As a practical matter, more recent and modern regulations tend to favor fixed unit or fixed percentage requirements. Anecdotally, we hear from some proficiency testing providers that they now avoid assigning the standard deviation-type quality requirement to non-regulated analytes. If you look at the Australian RCPA proficiency testing requirements or the German Rilibak, you don’t find that type of quality requirement at all. The German Rilibak specifications are unique in that they specify the allowable “relative deviation” (error) for an individual value and the allowable “relative deviation” for interlaboratory test results. For TSH, Rilibak has set a 13.5% individual allowable error and 24% interlaboratory allowable error.
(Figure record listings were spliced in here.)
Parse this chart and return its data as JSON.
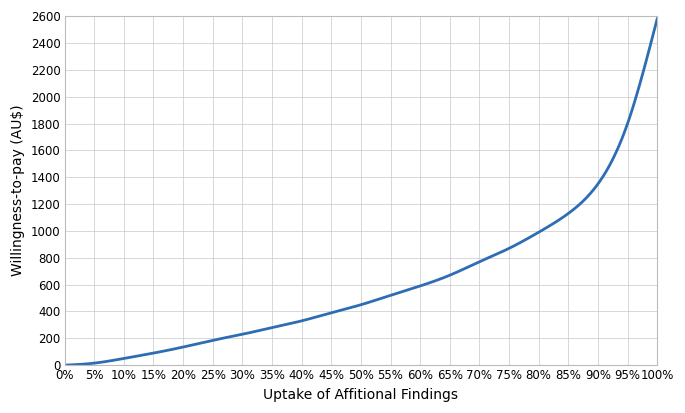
{
  "xlabel": "Uptake of Affitional Findings",
  "ylabel": "Willingness-to-pay (AU$)",
  "xlim": [
    0.0,
    1.0
  ],
  "ylim": [
    0,
    2600
  ],
  "yticks": [
    0,
    200,
    400,
    600,
    800,
    1000,
    1200,
    1400,
    1600,
    1800,
    2000,
    2200,
    2400,
    2600
  ],
  "xticks": [
    0.0,
    0.05,
    0.1,
    0.15,
    0.2,
    0.25,
    0.3,
    0.35,
    0.4,
    0.45,
    0.5,
    0.55,
    0.6,
    0.65,
    0.7,
    0.75,
    0.8,
    0.85,
    0.9,
    0.95,
    1.0
  ],
  "xtick_labels": [
    "0%",
    "5%",
    "10%",
    "15%",
    "20%",
    "25%",
    "30%",
    "35%",
    "40%",
    "45%",
    "50%",
    "55%",
    "60%",
    "65%",
    "70%",
    "75%",
    "80%",
    "85%",
    "90%",
    "95%",
    "100%"
  ],
  "line_color": "#2E6DB4",
  "line_width": 2.0,
  "background_color": "#FFFFFF",
  "grid_color": "#C8C8C8",
  "xlabel_fontsize": 10,
  "ylabel_fontsize": 10,
  "tick_fontsize": 8.5,
  "x_pts": [
    0.0,
    0.05,
    0.1,
    0.15,
    0.2,
    0.25,
    0.3,
    0.35,
    0.4,
    0.45,
    0.5,
    0.55,
    0.6,
    0.65,
    0.7,
    0.75,
    0.8,
    0.85,
    0.9,
    0.95,
    1.0
  ],
  "y_pts": [
    0,
    15,
    50,
    90,
    135,
    185,
    230,
    280,
    330,
    390,
    450,
    520,
    590,
    670,
    770,
    870,
    990,
    1130,
    1350,
    1800,
    2580
  ]
}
The final lesson here is that we still need better methods, better requirements for those methods, and most of all, we need better professionals - people in the laboratory with knowledge, experience and the ability to exercise judgment in the definition and use of quality requirements.

References

  1. Review of Proficiency Testing Services for Clinical Laboratories in the United States - Final Report of a Technical Working Group, Division of Laboratory Systems, CDC, April 2008, p. 24. http://www.futurelabmedicine.org/WorkGroupReport.aspx Accessed May 29, 2008.
  2. Mindy L. Rawlins, William L. Roberts, “Performance Characteristics of Six Third-Generation Assays for Thyroid-Stimulating Hormone”, Clin Chem 50:12, 2004.
  3. D-134 “Are external quality assessment programs ready to adopt absolute target values?” Z. Cao, SJ Soldin, R. Rej, 2007 AACC meeting.
  4. D-142, "Ranges of acceptability for proficiency testing/external quality assurance programs", CS Norton-Wenzeil, Z Cao, K Russo, R Rej. 2007 AACC meeting.